I’m currently training a ResUnet with 3 encoding blocks, 1 bottleneck, 4 decoding blocks, and an output layer and I’m using an RTX 3090. I seem to be having trouble fitting the model, training, and validation within the available 24GB memory.

The model size itself isn’t that large, and I have a batch_input.shape() of (4,3,604,513) and a batch_target.shape() which is also (4,3,604,513). These also don’t take up that much space in memory.
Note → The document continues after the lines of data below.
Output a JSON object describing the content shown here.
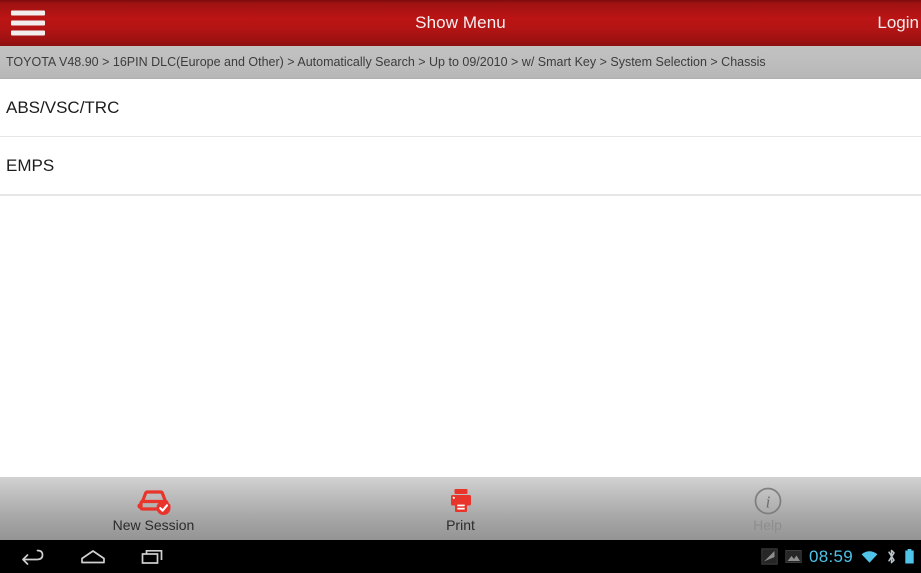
{
  "header": {
    "menu_icon": "hamburger-menu-icon",
    "title": "Show Menu",
    "login_label": "Login",
    "background_color": "#b41414",
    "text_color": "#f6f0f0"
  },
  "breadcrumb": {
    "text": "TOYOTA V48.90 > 16PIN DLC(Europe and Other) > Automatically Search > Up to 09/2010 > w/ Smart Key > System Selection > Chassis",
    "background_color": "#bdbdbd",
    "text_color": "#3c3c3c"
  },
  "menu_list": {
    "items": [
      {
        "label": "ABS/VSC/TRC"
      },
      {
        "label": "EMPS"
      }
    ]
  },
  "toolbar": {
    "items": [
      {
        "label": "New Session",
        "icon": "car-check-icon",
        "enabled": true,
        "color": "#e8342a"
      },
      {
        "label": "Print",
        "icon": "printer-icon",
        "enabled": true,
        "color": "#e8342a"
      },
      {
        "label": "Help",
        "icon": "info-circle-icon",
        "enabled": false,
        "color": "#8d8d8d"
      }
    ]
  },
  "android_navbar": {
    "back_icon": "back-arrow-icon",
    "home_icon": "home-icon",
    "recents_icon": "recent-apps-icon",
    "notification_icons": [
      "screenshot-icon",
      "image-icon"
    ],
    "clock": "08:59",
    "wifi_icon": "wifi-icon",
    "bluetooth_icon": "bluetooth-icon",
    "battery_icon": "battery-icon",
    "accent_color": "#4fc3e8"
  }
}
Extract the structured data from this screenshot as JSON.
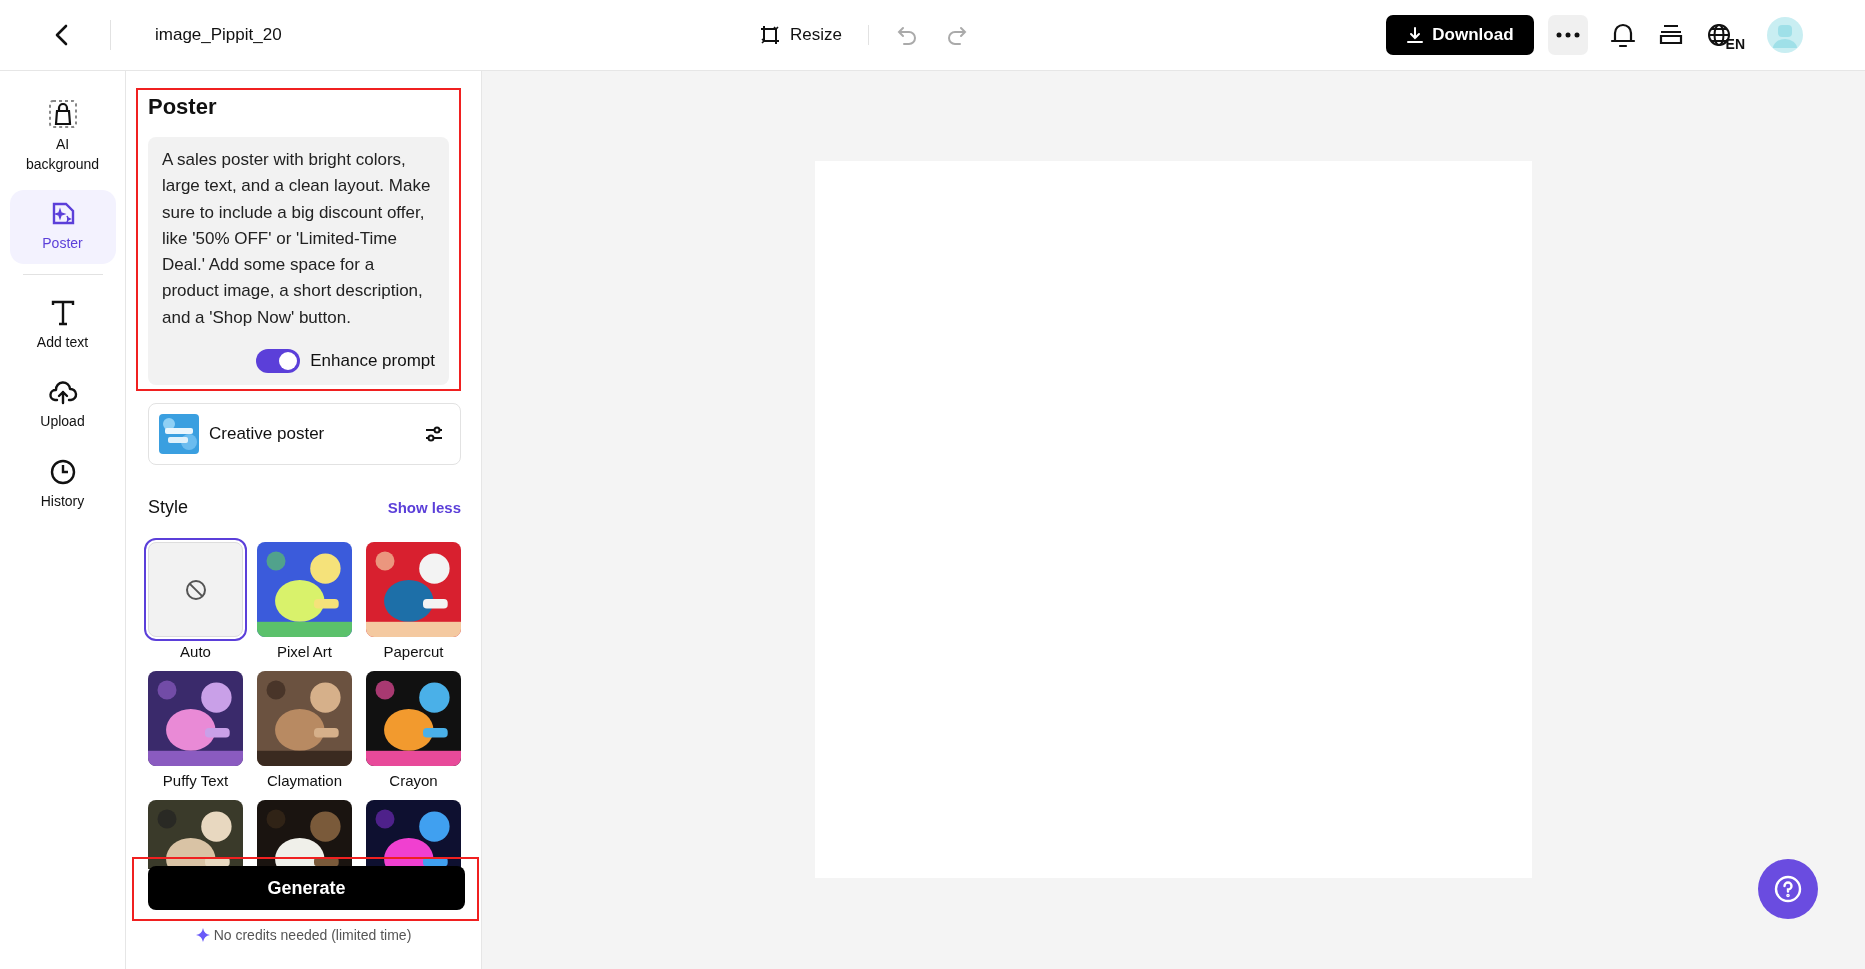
{
  "topbar": {
    "title": "image_Pippit_20",
    "resize": "Resize",
    "download": "Download",
    "language": "EN"
  },
  "sidebar": {
    "items": [
      {
        "label": "AI background",
        "selected": false
      },
      {
        "label": "Poster",
        "selected": true
      },
      {
        "label": "Add text",
        "selected": false
      },
      {
        "label": "Upload",
        "selected": false
      },
      {
        "label": "History",
        "selected": false
      }
    ]
  },
  "panel": {
    "title": "Poster",
    "highlighted": true,
    "prompt": {
      "value": "A sales poster with bright colors, large text, and a clean layout. Make sure to include a big discount offer, like '50% OFF' or 'Limited-Time Deal.' Add some space for a product image, a short description, and a 'Shop Now' button.",
      "enhance_label": "Enhance prompt",
      "enhance_on": true
    },
    "template": {
      "label": "Creative poster"
    },
    "style": {
      "heading": "Style",
      "toggle_link": "Show less",
      "items": [
        {
          "label": "Auto",
          "kind": "none",
          "selected": true
        },
        {
          "label": "Pixel Art",
          "kind": "picture",
          "selected": false
        },
        {
          "label": "Papercut",
          "kind": "picture",
          "selected": false
        },
        {
          "label": "Puffy Text",
          "kind": "picture",
          "selected": false
        },
        {
          "label": "Claymation",
          "kind": "picture",
          "selected": false
        },
        {
          "label": "Crayon",
          "kind": "picture",
          "selected": false
        },
        {
          "kind": "picture",
          "selected": false
        },
        {
          "kind": "picture",
          "selected": false
        },
        {
          "kind": "picture",
          "selected": false
        }
      ]
    },
    "generate": {
      "label": "Generate",
      "highlighted": true,
      "note": "No credits needed (limited time)"
    }
  }
}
Within my forward pass it seems the memory usage for the GPU seems to continue to increase even though I’m overwriting the x variable used for input and output of each layer - shown below

    def forward(self, x):
        skip_connections = []
        s = x.clone()
        """ initial conv block"""
        x = self.conv1(x) 
        x = self.bn1(x)  
        x = self.conv2(x) 
        s = self.conv_skip(s)  
        x = x + s
        skip_connections.append(x)
        """ Encoding blocks"""
        for encode in self.encodes:
            x = encode(x)
            skip_connections.append(x)
        """Bottle neck"""
        x = self.bottleneck(x)  
        """Decoder"""
        skip_connections = skip_connections[::-1]  
        for idx, decode in enumerate(self.decodes):
            x = decode(x, skip_connections[idx])
        """output"""
        x = self.output(x)
        return x

I understand that certain “versions” of x will be larger than others, but then when I return to my original output size the memory usage remains large. Is there something to do with how PyTorch cache’s memory on the GPU that I’m missing?

During training Autograd will store intermediate forward activations since these are needed for the gradient computation. If you don’t want to train the model or compute gradients you could disable this behavior by using with torch.no_grad() which will delete the intermediates.